Он спустился вниз. Может, Тари разбудить? Нет, не надо быть эгоистом. Лучше выйти подышать свежим воздухом. Теплые летние ночи успокаивают, напоминают о детстве. Внизу, в прибрежных домах уютно мерцали огоньки. Он запрокинул голову и посмотрел на звезды. Вдалеке залаяла собака, словно Джозеф ступил на ее территорию. Где-то на полпути к морю прогудела машина, гудку ответила корова. Джозеф повернулся к соседскому дому. По траве скользнула тень, потом отворилась дверь, и свет из прихожей упал на рыжеватую блондинку в свободном белом платье. Она взялась за ручку обеими руками, опасливо оглянулась и скрылась внутри. Джозефу стало любопытно. Он еще немного понаблюдал за дверью, но ничего не произошло. В окнах женщина тоже не появилась. Джозеф собрался было отвернуться, как вдруг мелькнула еще одна тень, пониже. Огромная собака, черная и лохматая, бесшумно взлетела на соседское крыльцо. Она уселась возле двери и застыла суровым стражем.
Со мной живут мертвецы.
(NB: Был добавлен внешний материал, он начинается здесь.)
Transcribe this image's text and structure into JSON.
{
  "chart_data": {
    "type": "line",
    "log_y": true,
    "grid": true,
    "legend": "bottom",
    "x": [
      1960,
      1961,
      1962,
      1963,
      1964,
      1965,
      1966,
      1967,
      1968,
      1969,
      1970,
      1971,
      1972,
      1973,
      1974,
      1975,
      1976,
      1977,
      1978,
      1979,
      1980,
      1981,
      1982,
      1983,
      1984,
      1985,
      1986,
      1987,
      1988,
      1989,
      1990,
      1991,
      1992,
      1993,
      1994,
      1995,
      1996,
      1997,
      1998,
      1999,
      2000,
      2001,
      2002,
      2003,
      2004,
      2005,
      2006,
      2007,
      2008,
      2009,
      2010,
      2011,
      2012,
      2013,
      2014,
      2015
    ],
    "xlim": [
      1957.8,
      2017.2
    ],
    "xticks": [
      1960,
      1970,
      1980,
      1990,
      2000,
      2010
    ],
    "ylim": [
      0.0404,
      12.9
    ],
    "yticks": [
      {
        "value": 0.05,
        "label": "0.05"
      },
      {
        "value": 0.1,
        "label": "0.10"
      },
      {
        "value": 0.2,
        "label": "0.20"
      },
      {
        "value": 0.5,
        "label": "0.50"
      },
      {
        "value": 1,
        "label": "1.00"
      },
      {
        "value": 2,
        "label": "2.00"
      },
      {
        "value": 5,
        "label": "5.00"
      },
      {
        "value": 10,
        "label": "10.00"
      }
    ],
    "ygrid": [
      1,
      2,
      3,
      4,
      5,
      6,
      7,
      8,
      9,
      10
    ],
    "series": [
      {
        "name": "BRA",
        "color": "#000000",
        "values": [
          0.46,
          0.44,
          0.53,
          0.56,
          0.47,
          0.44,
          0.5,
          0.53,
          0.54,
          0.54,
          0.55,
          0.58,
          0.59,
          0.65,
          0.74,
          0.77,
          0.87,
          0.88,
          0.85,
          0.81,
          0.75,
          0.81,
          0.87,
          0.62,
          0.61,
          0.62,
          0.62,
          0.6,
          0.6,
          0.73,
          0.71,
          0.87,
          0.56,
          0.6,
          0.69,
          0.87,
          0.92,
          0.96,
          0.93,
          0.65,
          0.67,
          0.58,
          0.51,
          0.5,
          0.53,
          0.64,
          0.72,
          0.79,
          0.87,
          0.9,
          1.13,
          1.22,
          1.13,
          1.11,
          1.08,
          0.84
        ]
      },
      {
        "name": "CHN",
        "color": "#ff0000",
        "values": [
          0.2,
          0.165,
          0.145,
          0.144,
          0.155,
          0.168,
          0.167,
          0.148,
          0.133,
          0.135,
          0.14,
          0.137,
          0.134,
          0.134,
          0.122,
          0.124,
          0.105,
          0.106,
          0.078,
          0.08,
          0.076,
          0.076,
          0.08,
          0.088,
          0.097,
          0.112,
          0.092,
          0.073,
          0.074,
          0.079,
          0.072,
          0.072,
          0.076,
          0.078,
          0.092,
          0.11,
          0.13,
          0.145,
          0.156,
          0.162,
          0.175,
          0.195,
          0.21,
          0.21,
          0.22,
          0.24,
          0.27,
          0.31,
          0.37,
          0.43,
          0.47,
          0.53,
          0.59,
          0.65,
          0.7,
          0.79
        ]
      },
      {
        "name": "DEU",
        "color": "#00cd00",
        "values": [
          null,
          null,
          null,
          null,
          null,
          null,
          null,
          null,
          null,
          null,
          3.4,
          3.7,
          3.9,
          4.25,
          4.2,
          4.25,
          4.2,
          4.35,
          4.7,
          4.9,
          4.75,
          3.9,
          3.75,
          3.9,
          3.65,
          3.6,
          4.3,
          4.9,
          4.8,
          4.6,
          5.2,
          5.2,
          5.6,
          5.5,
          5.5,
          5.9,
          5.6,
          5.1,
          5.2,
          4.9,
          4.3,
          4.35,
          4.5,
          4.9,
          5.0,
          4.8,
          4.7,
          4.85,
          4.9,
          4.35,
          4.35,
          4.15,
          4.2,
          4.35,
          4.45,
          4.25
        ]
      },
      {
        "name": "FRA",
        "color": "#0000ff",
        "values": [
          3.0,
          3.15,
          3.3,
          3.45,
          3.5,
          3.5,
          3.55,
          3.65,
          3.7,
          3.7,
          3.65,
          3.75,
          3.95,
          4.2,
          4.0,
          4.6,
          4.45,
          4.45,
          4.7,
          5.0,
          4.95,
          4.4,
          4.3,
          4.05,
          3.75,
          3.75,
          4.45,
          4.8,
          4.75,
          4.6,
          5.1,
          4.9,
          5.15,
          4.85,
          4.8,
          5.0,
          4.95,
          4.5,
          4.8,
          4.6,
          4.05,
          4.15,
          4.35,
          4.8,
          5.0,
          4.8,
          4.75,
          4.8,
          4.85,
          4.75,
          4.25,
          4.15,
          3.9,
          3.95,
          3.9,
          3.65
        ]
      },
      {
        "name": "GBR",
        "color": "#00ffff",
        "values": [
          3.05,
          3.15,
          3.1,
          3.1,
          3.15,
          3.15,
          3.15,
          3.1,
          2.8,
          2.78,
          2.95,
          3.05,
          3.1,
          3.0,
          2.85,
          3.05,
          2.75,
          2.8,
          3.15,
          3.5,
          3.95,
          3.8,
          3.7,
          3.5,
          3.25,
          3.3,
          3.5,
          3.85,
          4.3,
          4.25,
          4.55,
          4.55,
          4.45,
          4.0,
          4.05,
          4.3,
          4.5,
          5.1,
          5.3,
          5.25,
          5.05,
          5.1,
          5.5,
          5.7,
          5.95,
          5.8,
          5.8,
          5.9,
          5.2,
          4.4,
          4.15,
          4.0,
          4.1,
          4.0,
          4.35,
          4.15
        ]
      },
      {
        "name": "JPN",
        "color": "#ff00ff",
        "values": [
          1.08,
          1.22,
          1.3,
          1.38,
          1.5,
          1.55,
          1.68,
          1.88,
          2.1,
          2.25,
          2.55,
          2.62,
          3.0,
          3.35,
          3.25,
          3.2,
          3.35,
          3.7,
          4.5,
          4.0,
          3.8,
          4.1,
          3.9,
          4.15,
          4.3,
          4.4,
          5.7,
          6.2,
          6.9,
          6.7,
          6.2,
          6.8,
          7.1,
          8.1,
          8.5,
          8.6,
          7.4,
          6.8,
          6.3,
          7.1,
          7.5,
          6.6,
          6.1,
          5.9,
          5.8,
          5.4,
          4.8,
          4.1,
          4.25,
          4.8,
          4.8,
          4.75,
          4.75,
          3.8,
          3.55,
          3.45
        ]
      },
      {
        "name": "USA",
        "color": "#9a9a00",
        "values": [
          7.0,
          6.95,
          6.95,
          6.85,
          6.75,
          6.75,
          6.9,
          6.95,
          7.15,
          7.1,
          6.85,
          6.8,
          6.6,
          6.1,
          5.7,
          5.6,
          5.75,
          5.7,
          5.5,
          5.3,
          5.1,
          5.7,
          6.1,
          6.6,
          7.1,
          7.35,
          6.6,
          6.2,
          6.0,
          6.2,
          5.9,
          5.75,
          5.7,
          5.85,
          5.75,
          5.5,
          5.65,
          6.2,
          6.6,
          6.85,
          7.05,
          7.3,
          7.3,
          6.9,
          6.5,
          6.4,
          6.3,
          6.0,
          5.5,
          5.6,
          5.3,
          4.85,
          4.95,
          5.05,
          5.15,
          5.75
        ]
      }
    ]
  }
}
Наяву и во сне со мной живут мертвецы. Сны стали невыносимы. Ночь за ночью я вижу мрачное лицо Реджа. Джессика, а она теперь говорит как взрослая, сообщила, что раз мне снится муж, значит, я по-прежнему люблю его. Но днем приходить он не может – моя любовь слаба, ибо отравлена ненавистью. Верно, верно. Я так его ненавижу! Он оставил меня одну наедине с вечными сомнениями и смятением духа. Редж требует, чтобы я убила человека. Того, по чьей вине Редж сотворил все это с собой и Джессикой.
Гневный голос мужа не дает мне покоя уже несколько месяцев. Голос твердит, что человек этот скоро прибудет, и с ним его дочь. Мертвецы подстрекают живых. Каждую ночь снится, что Редж протягивает мне нож с длинным тонким лезвием. Время течет сквозь пальцы. Сплю. Просыпаюсь. На ночной рубашке алеет пятно. Оно расплывается, я вся становлюсь алой – до кончиков волос, до пуговиц на рубашке. Все нутро скручено в узел, я просыпаюсь опять и держусь за живот, вместо рыданий хрип, словно ножом полоснули по горлу. Джессика!
Клаудия Кайл отложила перьевую ручку и захлопнула дневник. Три свечи в подсвечниках мерцали перед ней на полировке дубового стола. На обложке тетради – ангелочек в окружении гигантских цветов, белых и алых. Интересно, кто из великих написал эту картину? Наверное, Рембрандт. Клаудия задумчиво провела рукой по обложке и на рукаве сатиновой ночной рубашки заметила два чернильных пятнышка. Может, еще отстирается? Чернила на сатине… Трудно удержаться. Клаудия схватила ручку и написала на рукаве крупным красивым почерком: «Моя одежда – пергамент. Она поведает миру историю моей жизни».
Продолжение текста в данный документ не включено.